Everything is in place for a really bad trip down tripe
lane. A gay teen, son of a Christian
minister to boot, an evangelical pool party, complete with kids who don’t
belong and more, lot’s more, but writer/director Stephen Cone turns all of these
very obvious things — and preconceived notions — completely upside down.
Wolfe announced this past week that Cone’s award-winning “dramedy,”
Henry
Gamble’s Birthday Party, will be making its DVD debut on May 3.
In the hands of a lesser filmmaker, Henry Gamble’s Birthday Party
could have been a tedious exercise. You
know, one of those indie nightmares about being gay and how very difficult it
all can be … poor me, poor me. This is
not one of those movies!
You are going to spend a day with Henry Gamble (Cole Doman)
as he celebrates his seventeenth birthday.
Cast aside your assumptions and just enjoy the party.
It’s a pool party and everyone is invited.
His parents are the hosts — his father, Bob
(played by Pat Healy —
Magnolia, Rescue Dawn, Draft Day,
etc.), is a minister and his mother, Kat (Elizabeth Laidlaw), well, she is a
woman in crisis (she is becoming overwhelmed by the changes in her world) — and
Henry’s sister, Autumn (Nina Ganet), is home from college (she’s been away for
her freshman year).
Henry’s friends from high school are invited. So too, his friends from church. And his parents have even invited some of their
friends as well … it’s a microcosm of any small town.

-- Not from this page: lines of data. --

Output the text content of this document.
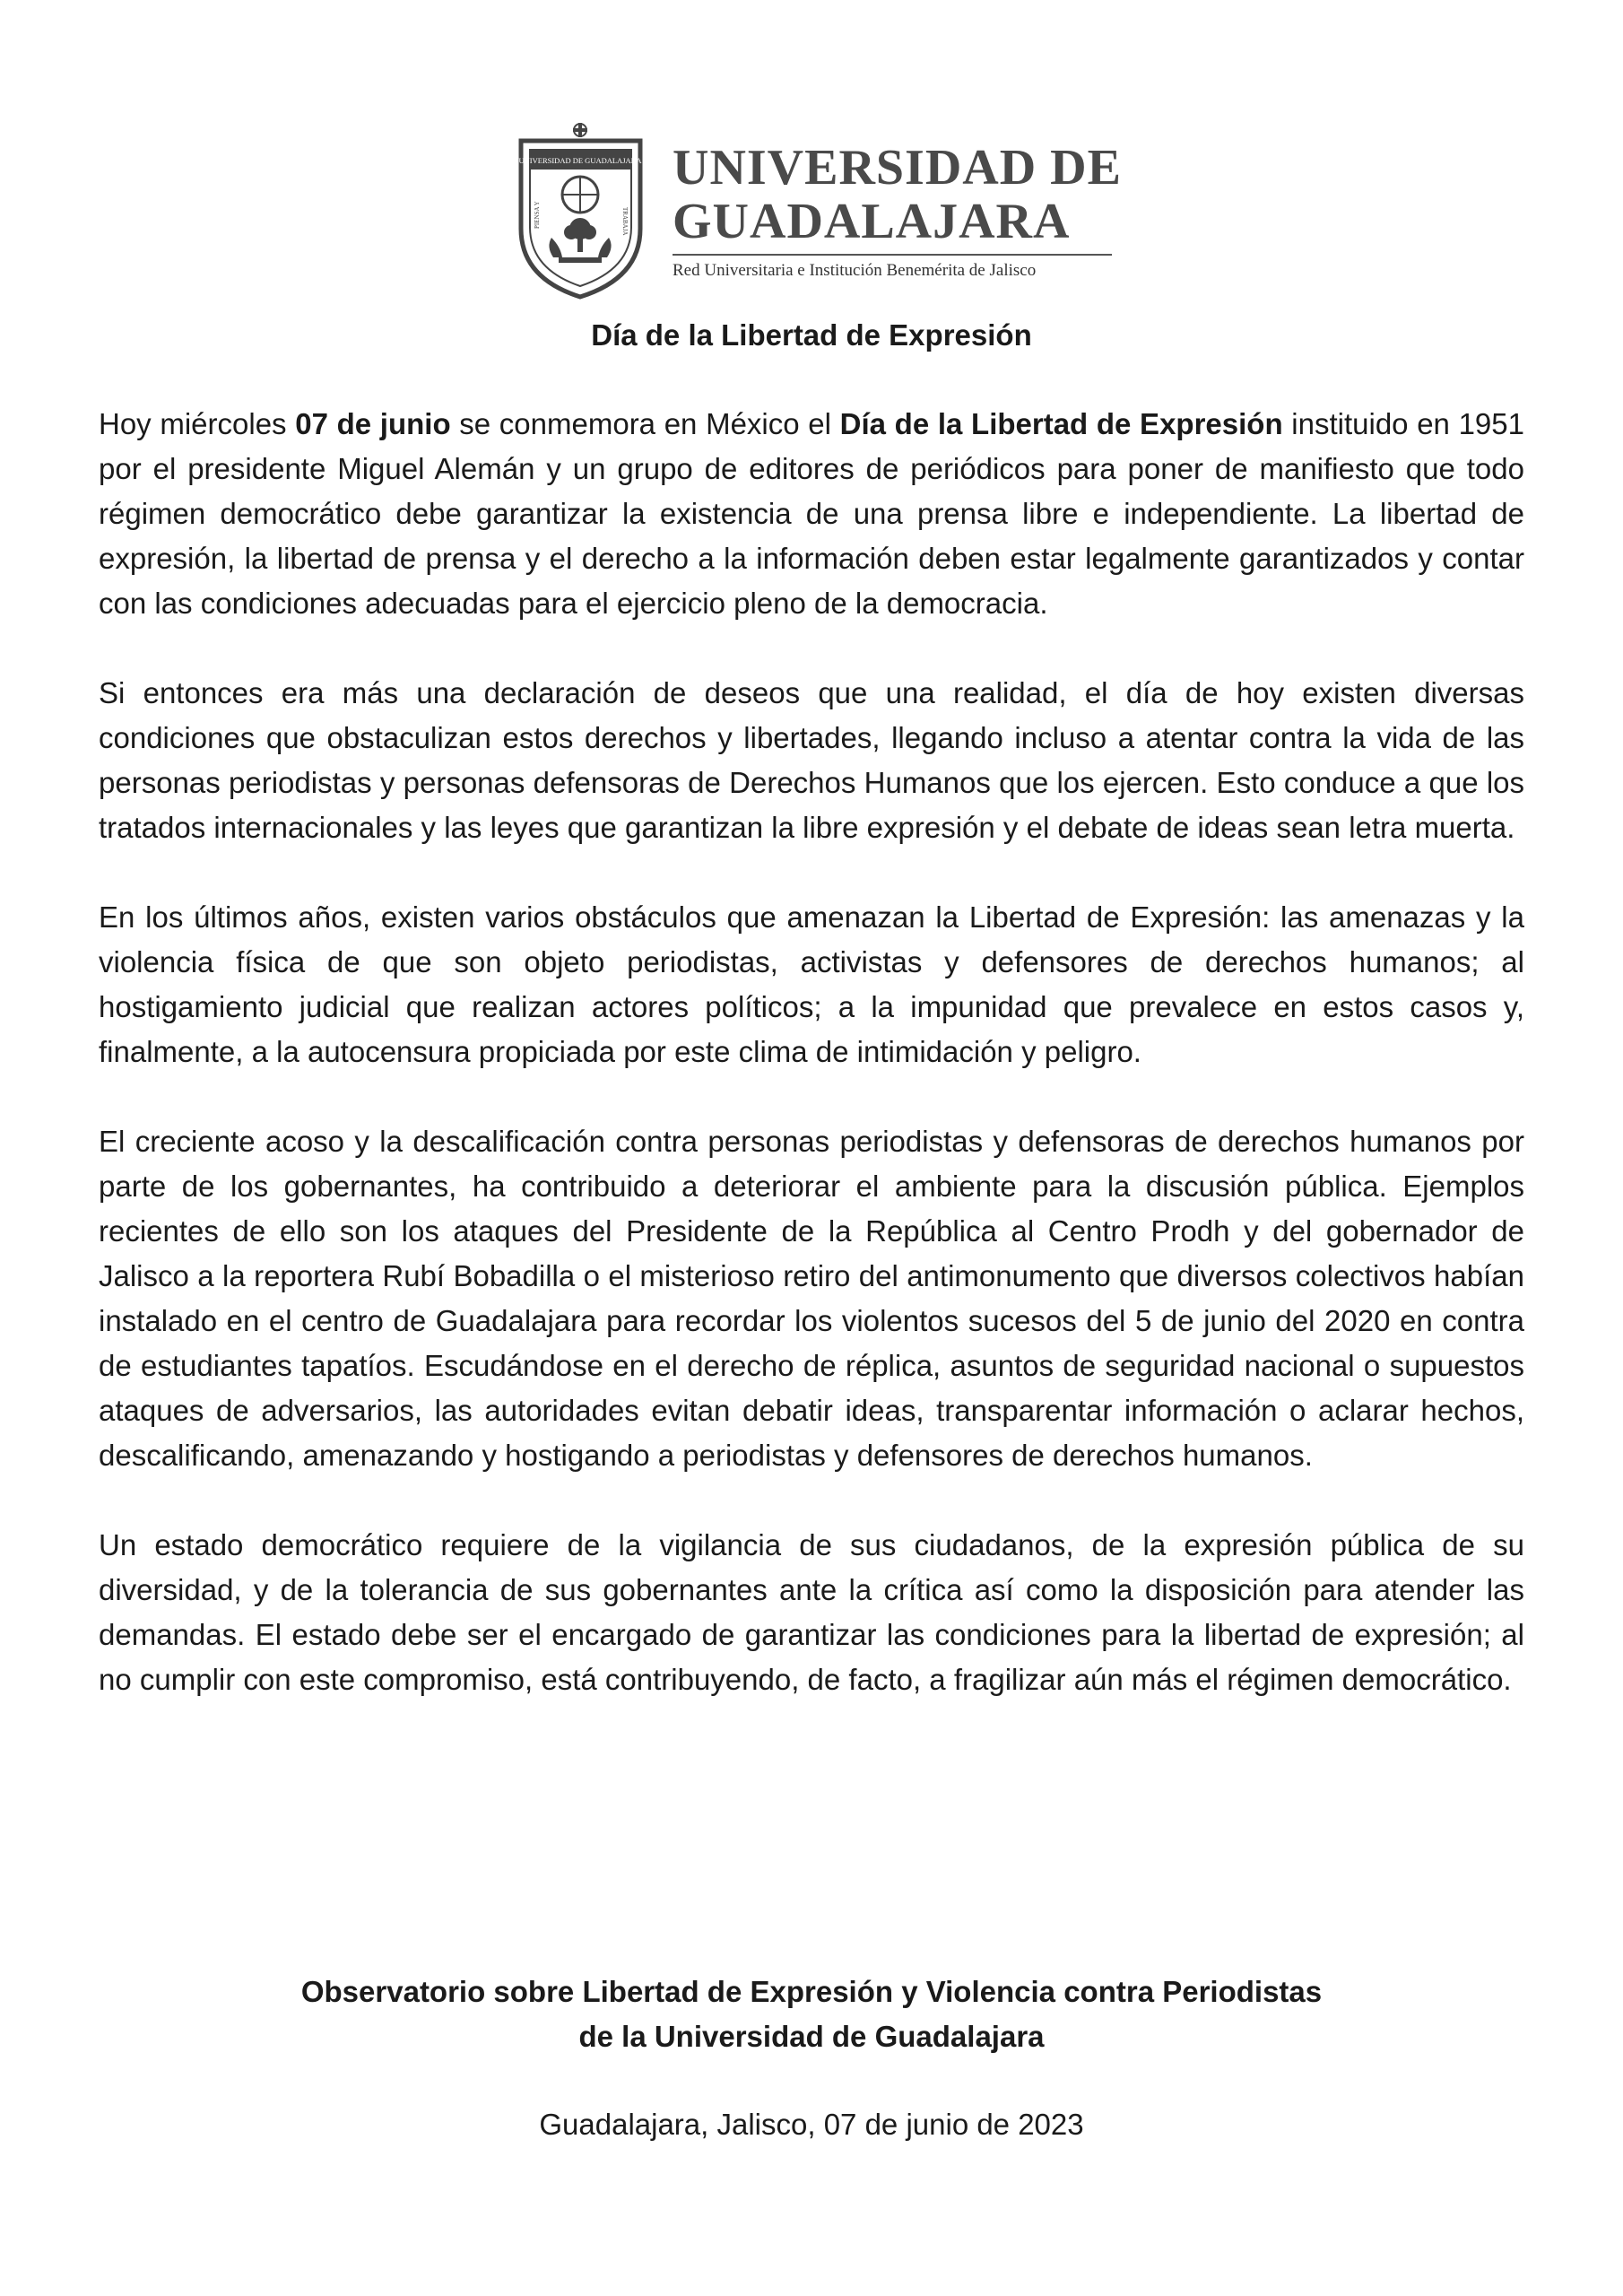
UNIVERSIDAD DE GUADALAJARA
PIENSA Y	TRABAJA
UNIVERSIDAD DE
GUADALAJARA
Red Universitaria e Institución Benemérita de Jalisco
Día de la Libertad de Expresión

Hoy miércoles 07 de junio se conmemora en México el Día de la Libertad de Expresión instituido en 1951 por el presidente Miguel Alemán y un grupo de editores de periódicos para poner de manifiesto que todo régimen democrático debe garantizar la existencia de una prensa libre e independiente. La libertad de expresión, la libertad de prensa y el derecho a la información deben estar legalmente garantizados y contar con las condiciones adecuadas para el ejercicio pleno de la democracia.

Si entonces era más una declaración de deseos que una realidad, el día de hoy existen diversas condiciones que obstaculizan estos derechos y libertades, llegando incluso a atentar contra la vida de las personas periodistas y personas defensoras de Derechos Humanos que los ejercen. Esto conduce a que los tratados internacionales y las leyes que garantizan la libre expresión y el debate de ideas sean letra muerta.

En los últimos años, existen varios obstáculos que amenazan la Libertad de Expresión: las amenazas y la violencia física de que son objeto periodistas, activistas y defensores de derechos humanos; al hostigamiento judicial que realizan actores políticos; a la impunidad que prevalece en estos casos y, finalmente, a la autocensura propiciada por este clima de intimidación y peligro.

El creciente acoso y la descalificación contra personas periodistas y defensoras de derechos humanos por parte de los gobernantes, ha contribuido a deteriorar el ambiente para la discusión pública. Ejemplos recientes de ello son los ataques del Presidente de la República al Centro Prodh y del gobernador de Jalisco a la reportera Rubí Bobadilla o el misterioso retiro del antimonumento que diversos colectivos habían instalado en el centro de Guadalajara para recordar los violentos sucesos del 5 de junio del 2020 en contra de estudiantes tapatíos. Escudándose en el derecho de réplica, asuntos de seguridad nacional o supuestos ataques de adversarios, las autoridades evitan debatir ideas, transparentar información o aclarar hechos, descalificando, amenazando y hostigando a periodistas y defensores de derechos humanos.

Un estado democrático requiere de la vigilancia de sus ciudadanos, de la expresión pública de su diversidad, y de la tolerancia de sus gobernantes ante la crítica así como la disposición para atender las demandas. El estado debe ser el encargado de garantizar las condiciones para la libertad de expresión; al no cumplir con este compromiso, está contribuyendo, de facto, a fragilizar aún más el régimen democrático.

Observatorio sobre Libertad de Expresión y Violencia contra Periodistas
de la Universidad de Guadalajara
Guadalajara, Jalisco, 07 de junio de 2023
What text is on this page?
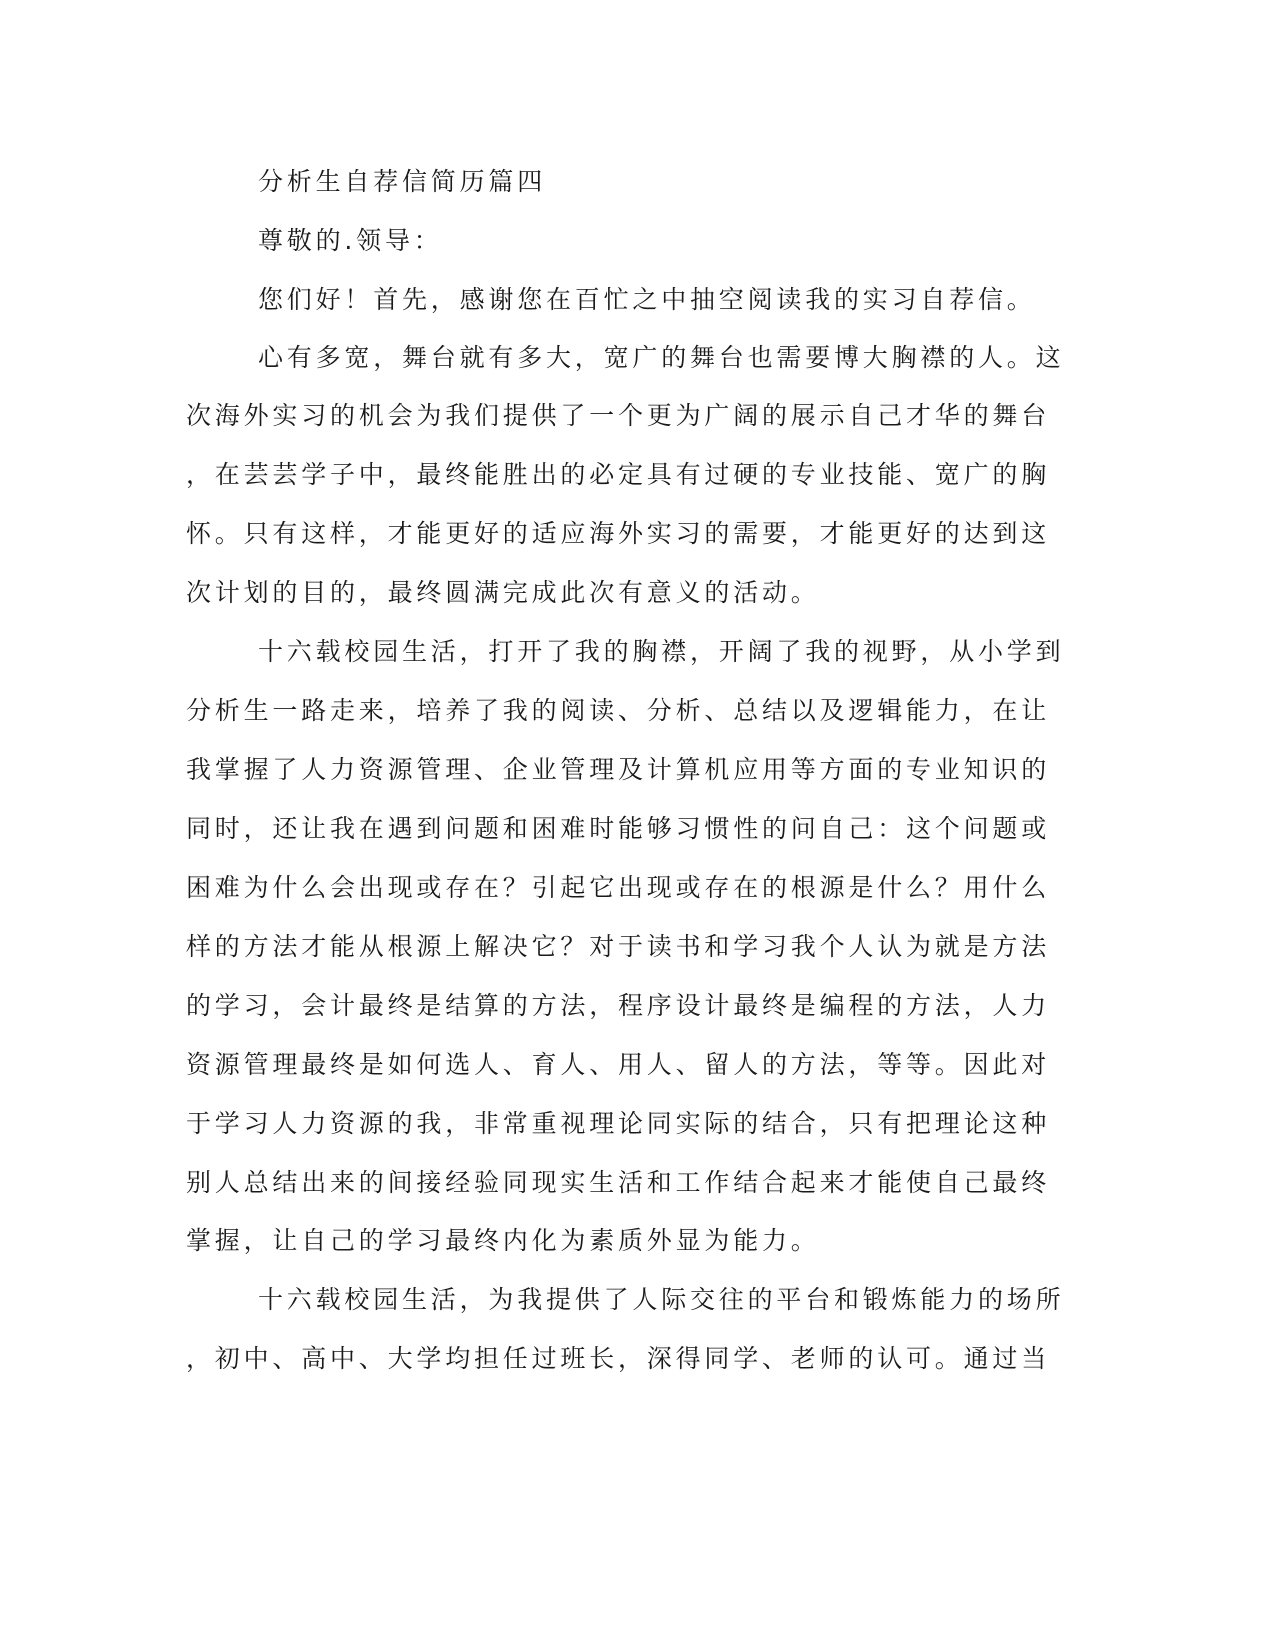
分析生自荐信简历篇四
尊敬的.领导：
您们好！首先，感谢您在百忙之中抽空阅读我的实习自荐信。
心有多宽，舞台就有多大，宽广的舞台也需要博大胸襟的人。这
次海外实习的机会为我们提供了一个更为广阔的展示自己才华的舞台
，在芸芸学子中，最终能胜出的必定具有过硬的专业技能、宽广的胸
怀。只有这样，才能更好的适应海外实习的需要，才能更好的达到这
次计划的目的，最终圆满完成此次有意义的活动。
十六载校园生活，打开了我的胸襟，开阔了我的视野，从小学到
分析生一路走来，培养了我的阅读、分析、总结以及逻辑能力，在让
我掌握了人力资源管理、企业管理及计算机应用等方面的专业知识的
同时，还让我在遇到问题和困难时能够习惯性的问自己：这个问题或
困难为什么会出现或存在？引起它出现或存在的根源是什么？用什么
样的方法才能从根源上解决它？对于读书和学习我个人认为就是方法
的学习，会计最终是结算的方法，程序设计最终是编程的方法，人力
资源管理最终是如何选人、育人、用人、留人的方法，等等。因此对
于学习人力资源的我，非常重视理论同实际的结合，只有把理论这种
别人总结出来的间接经验同现实生活和工作结合起来才能使自己最终
掌握，让自己的学习最终内化为素质外显为能力。
十六载校园生活，为我提供了人际交往的平台和锻炼能力的场所
，初中、高中、大学均担任过班长，深得同学、老师的认可。通过当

One is reminded of filmmaker John Sayles, who has this
marvelous ability to write characters three and four levels deep. In many films, once you get past the chief
protagonists, you get to the “supporting” characters and they are often one-dimensional
— wallpaper. Sayles can flush these
characters out beautifully, even if they are only in a scene or two (catch Limbo,
Lone
Star or Passion Fish as examples).
So too does Stephen Cone … there are terrific bits with
“minor” characters that are so reminiscent of Sayles. Darci Nalepa as Grace, a prim and proper
church girl who is dying to jump in that pool (Will she? No.
Maybe. Come on Grace!), and then
there is Jack Ball as Jon, a gung-ho church teen, complete with guitar, who has
this wonderful scene in the pool with two of the “high school” girls.
Neither of these characters are really essential to the
story, but these are the touches that separate good films from the not-so-good
ones.
So come spend a day with Henry and his family — and friends
— as they navigate their way through life, sex, religion and so much more. It’s a wonderful party and you all invited
by Wolfe for the DVD unwrapping on May 3.